Here are a few small SPOILERS that I have dug up: Madge will not be in the film. People have already noticed that Prim is the one who gives Katniss the pin in the preview instead of Madge. People are pissed about this. Why? Who cares about Madge? She literally does nothing the whole series except that. Remember the Avox girl? She's gone too. It was interesting in the book, but I can see why they cut it for the movie. We will not see a lot of Cinna's prep team. Sure, we'll meet them and all, but they won't be shown as much as they were in the book. END SPOILERS! Now, I'm sure that some people are going to put up a fuss about those things, but seriously, how do you expect the filmmakers to include everything? Movies would be so much longer. Three hour movies don't appeal to the larger audience, only to die-hard fans. LOTR is an exception to that. What is the one thing I am worried about? The violence, and how they will portray it. The Hunger Games series is extremely violent. People die a lot in the books, and mostly in gruesome ways. Now, this movie is rated PG-13, so the violence has been turned down a little I'm assuming. That, or they'll pull a Dark Knight and not show most of the gruesome stuff. Both ways could lose audience for the film so let's see what they do. Either way, I'm extremely excited for this film.

A few quick hits:

  • A new show that I find intriguing: Awake. Dad gets into accident with wife and kid. In one reality, the wife survived, in another, the son survived. So, every time this guy goes to sleep, he wakes up in the other reality. Oh, he's also a cop, and uses both realities to help him solve crimes with the help of his two partners. I just watched the first episode today and I really enjoyed it. I'll continue to watch it, unlike Alcatraz, and hope that it's not a one note show, like Alcatraz.

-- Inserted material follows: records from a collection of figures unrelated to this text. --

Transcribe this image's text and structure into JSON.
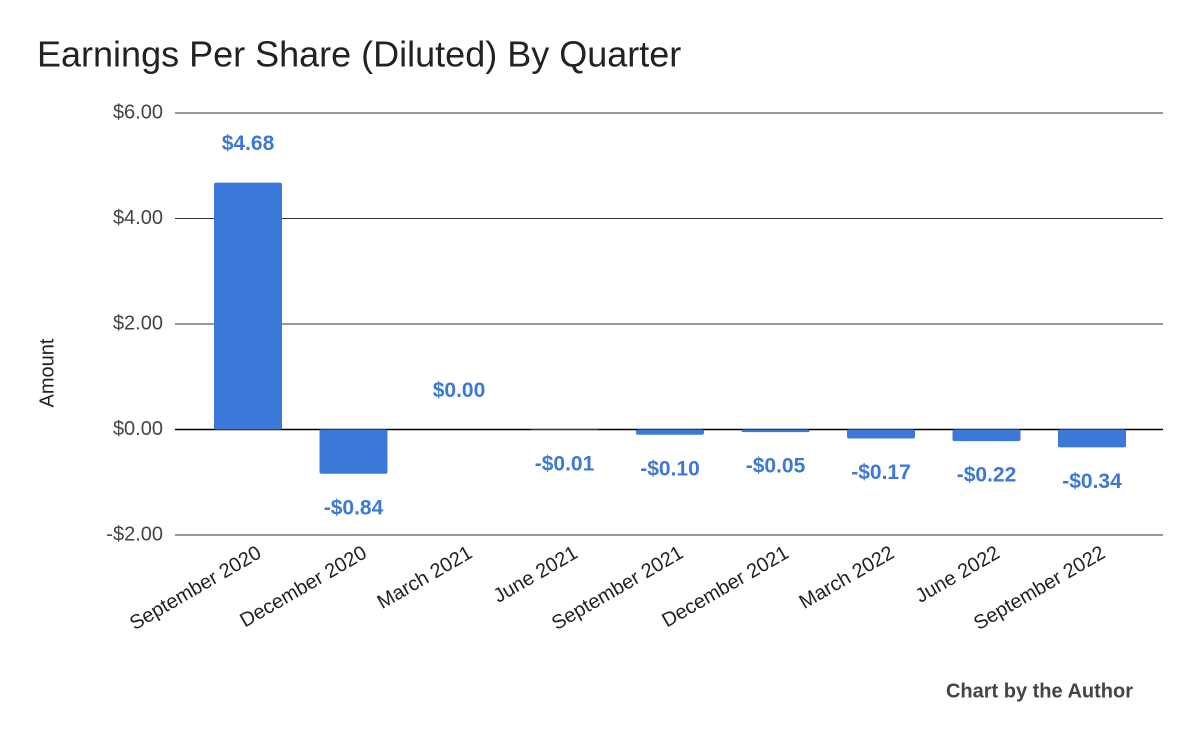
{
  "chart_data": {
    "type": "bar",
    "title": "Earnings Per Share (Diluted) By Quarter",
    "y_label": "Amount",
    "note": "Chart by the Author",
    "categories": [
      "September 2020",
      "December 2020",
      "March 2021",
      "June 2021",
      "September 2021",
      "December 2021",
      "March 2022",
      "June 2022",
      "September 2022"
    ],
    "values": [
      4.68,
      -0.84,
      0,
      -0.01,
      -0.1,
      -0.05,
      -0.17,
      -0.22,
      -0.34
    ],
    "value_labels": [
      "$4.68",
      "-$0.84",
      "$0.00",
      "-$0.01",
      "-$0.10",
      "-$0.05",
      "-$0.17",
      "-$0.22",
      "-$0.34"
    ],
    "color": "#3c78d8",
    "ylim": [
      -2,
      6
    ],
    "yticks": [
      {
        "value": -2,
        "label": "-$2.00"
      },
      {
        "value": 0,
        "label": "$0.00"
      },
      {
        "value": 2,
        "label": "$2.00"
      },
      {
        "value": 4,
        "label": "$4.00"
      },
      {
        "value": 6,
        "label": "$6.00"
      }
    ],
    "grid": true
  }
}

  • Community and Bob's Burgers are coming back this week! I was a little afraid they both got cancelled. I need some more Troy and Abed in my life.
  • Hope you liked the Oscars this year. Saw The Artist winning Best Picture from a mile away (great film btw) but Meryl Streep winning Best Actress threw me off. It also ruined the contest I was in to win free movie passes for a year. STRE-E-E-E-EP! Note to the Academy: More hosts like Billy Crystal, less like Hathaway and Franco. Sincerely, Everyone.